# Web Scraping Notebook

## Scraping the transfermarkt.com Website
Scraping [transfermarkt.com](https://www.transfermarkt.com/) for penalty shootouts in major tournaments. The website was utilized as the databases includes player profiles (age, team, market value, etc.) for each season.

**Major tournaments:**
- **European Championship** *aka Euro Cup*
- **South American Championship** *aka Copa America*
- **Champions League/European Cup**
- **Europa League/UEFA Cup**

In [114]:
import requests
from bs4 import BeautifulSoup

In [41]:
def get_soup(url):
    '''
    Function to request a web page and return a Beautiful Soup object
    '''
    
    headers = {
        'User-Agent': 'Mozilla/5.0 (Macintosh; Intel Mac OS X 10_15_7) AppleWebKit/537.36 (KHTML, like Gecko) Chrome/91.0.4472.114 Safari/537.36'
    }
    
    page = requests.get(url, headers=headers)
    soup = BeautifulSoup(page.content, 'html.parser')
    
    return soup

## Game page

In [171]:
# Sample game page
url = 'https://www.transfermarkt.com/spielbericht/index/spielbericht/3605575'
soup = get_soup(url)

In [182]:
def get_match_data(soup):
    '''
    Function to retrieve general match data
    '''
    
    # Home and away teams
    home_team = soup.find(attrs={'class': 'sb-team sb-heim'}).find('img')['alt']
    away_team = soup.find(attrs={'class': 'sb-team sb-gast'}).find('img')['alt']

    # Stadium link
    stad = soup.find(attrs={'class': 'sb-zusatzinfos'}).find('a')
    stad_link = stad['href']

    # Stadium page soup
    base_url = 'https://www.transfermarkt.us'
    stad_soup = get_soup(base_url + stad_link)
    
    # Stadium home team
    stad_home = stad_soup.find(attrs={'itemprop': 'name'}).find('span').text
    
    # Stadium address
    tds = stad_soup.find_all('table')[1].find_all('td')[:4]
    address = [ td.text.replace(u'\xa0', u' ') for td in tds ]
    
    # Neutral venue
    if (home_team == stad_home) or (home_team in address):
        neutral = 'False'
        true_home = home_team
    elif (away_team == stad_home) or (away_team in address):
        neutral = 'False'
        true_home = away_team
    else:
        neutral = 'True'
        true_home = stad_home
        
    # Match date
    match_date = soup.find(attrs={'sb-spieldaten'}).find('a')['href'][-10:]
    
    return home_team, away_team, neutral, true_home, match_date

In [184]:
home_team, away_team, neutral, true_home, match_date = get_match_data(soup)

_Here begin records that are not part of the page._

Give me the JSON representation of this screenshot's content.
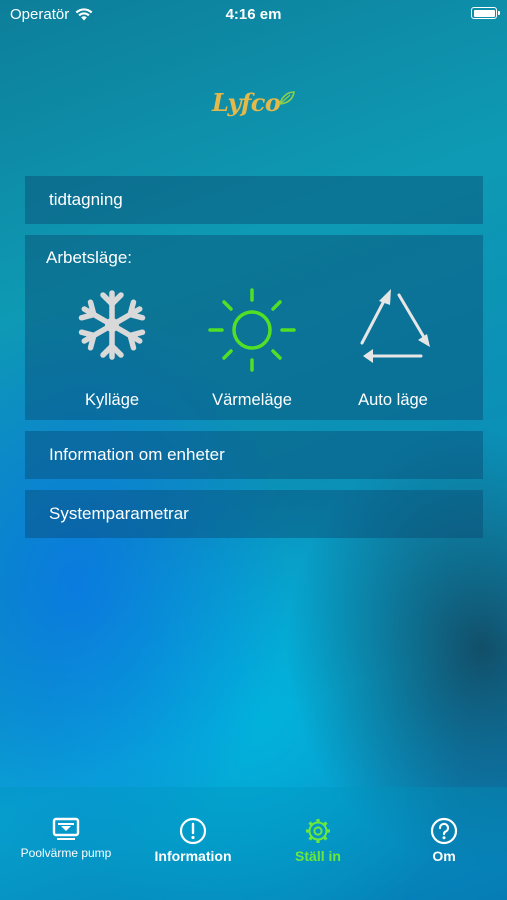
{
  "status_bar": {
    "carrier": "Operatör",
    "time": "4:16 em"
  },
  "logo": {
    "text": "Lyfco"
  },
  "rows": {
    "tidtagning": "tidtagning",
    "information": "Information om enheter",
    "system": "Systemparametrar"
  },
  "work_mode": {
    "title": "Arbetsläge:",
    "modes": [
      {
        "label": "Kylläge",
        "icon": "snowflake-icon"
      },
      {
        "label": "Värmeläge",
        "icon": "sun-icon"
      },
      {
        "label": "Auto läge",
        "icon": "triangle-arrows-icon"
      }
    ]
  },
  "tabbar": {
    "tabs": [
      {
        "label": "Poolvärme pump",
        "icon": "pool-pump-icon"
      },
      {
        "label": "Information",
        "icon": "exclamation-circle-icon"
      },
      {
        "label": "Ställ in",
        "icon": "gear-icon",
        "selected": true
      },
      {
        "label": "Om",
        "icon": "question-circle-icon"
      }
    ]
  },
  "colors": {
    "accent_green": "#6be83c",
    "logo_gold": "#e5b84a",
    "cool_icon": "#d9d9d9",
    "heat_icon": "#52e026"
  }
}
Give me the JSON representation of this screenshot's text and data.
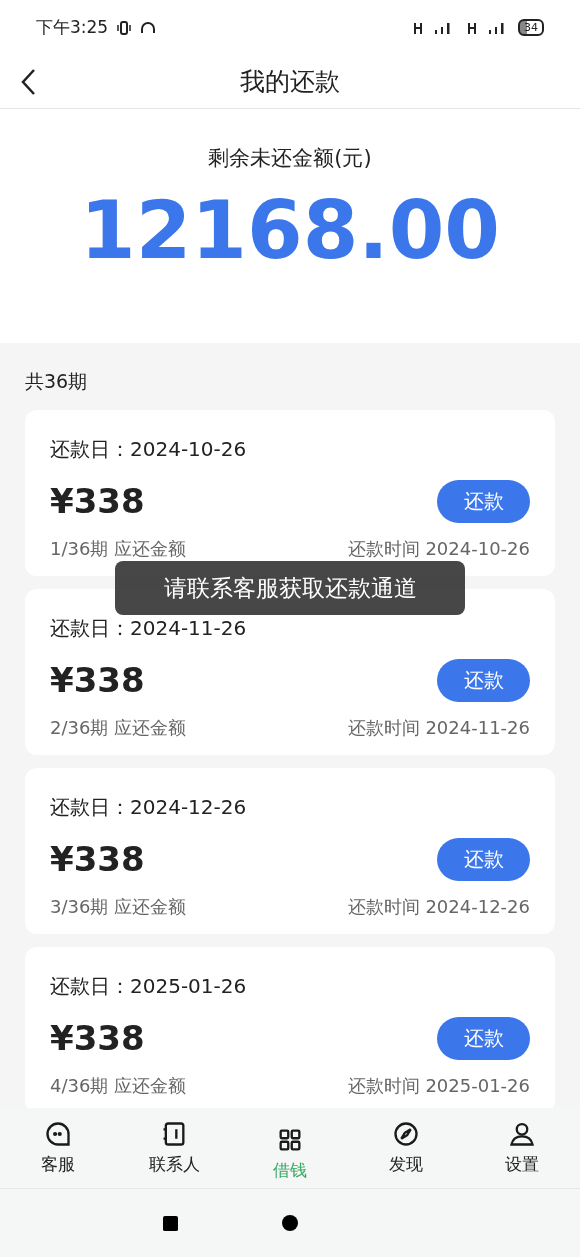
{
  "status_bar": {
    "time": "下午3:25",
    "battery": "34"
  },
  "header": {
    "title": "我的还款"
  },
  "summary": {
    "label": "剩余未还金额(元)",
    "amount": "12168.00"
  },
  "period_count": "共36期",
  "installments": [
    {
      "due_date": "还款日：2024-10-26",
      "amount": "¥338",
      "period": "1/36期 应还金额",
      "time": "还款时间 2024-10-26",
      "button": "还款"
    },
    {
      "due_date": "还款日：2024-11-26",
      "amount": "¥338",
      "period": "2/36期 应还金额",
      "time": "还款时间 2024-11-26",
      "button": "还款"
    },
    {
      "due_date": "还款日：2024-12-26",
      "amount": "¥338",
      "period": "3/36期 应还金额",
      "time": "还款时间 2024-12-26",
      "button": "还款"
    },
    {
      "due_date": "还款日：2025-01-26",
      "amount": "¥338",
      "period": "4/36期 应还金额",
      "time": "还款时间 2025-01-26",
      "button": "还款"
    }
  ],
  "toast": "请联系客服获取还款通道",
  "nav": [
    {
      "label": "客服",
      "kind": "chat",
      "selected": false
    },
    {
      "label": "联系人",
      "kind": "contacts",
      "selected": false
    },
    {
      "label": "借钱",
      "kind": "grid",
      "selected": true
    },
    {
      "label": "发现",
      "kind": "compass",
      "selected": false
    },
    {
      "label": "设置",
      "kind": "person",
      "selected": false
    }
  ]
}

print('Home Team:', home_team)
print('Away Team:', away_team)
print('Neutral Venue:', neutral)
print('True Home:', true_home)
print('Match Date:', match_date)

Home Team: Italy
Away Team: England
Neutral Venue: False
True Home: England
Match Date: 2021-07-11


In [47]:
# Penalty shootout section of game page
shootout = soup.find(attrs={'id': 'sb-elfmeterscheissen'}).find('ul')

# Home and away shots
home = shootout.find_all(attrs={'class': 'sb-aktion-heim'})
away = shootout.find_all(attrs={'class': 'sb-aktion-gast'})

In [139]:
def get_shot_data(shot):
    result = shot.find('span')['title']
    player = shot.find('img')['title']
    
    return result, player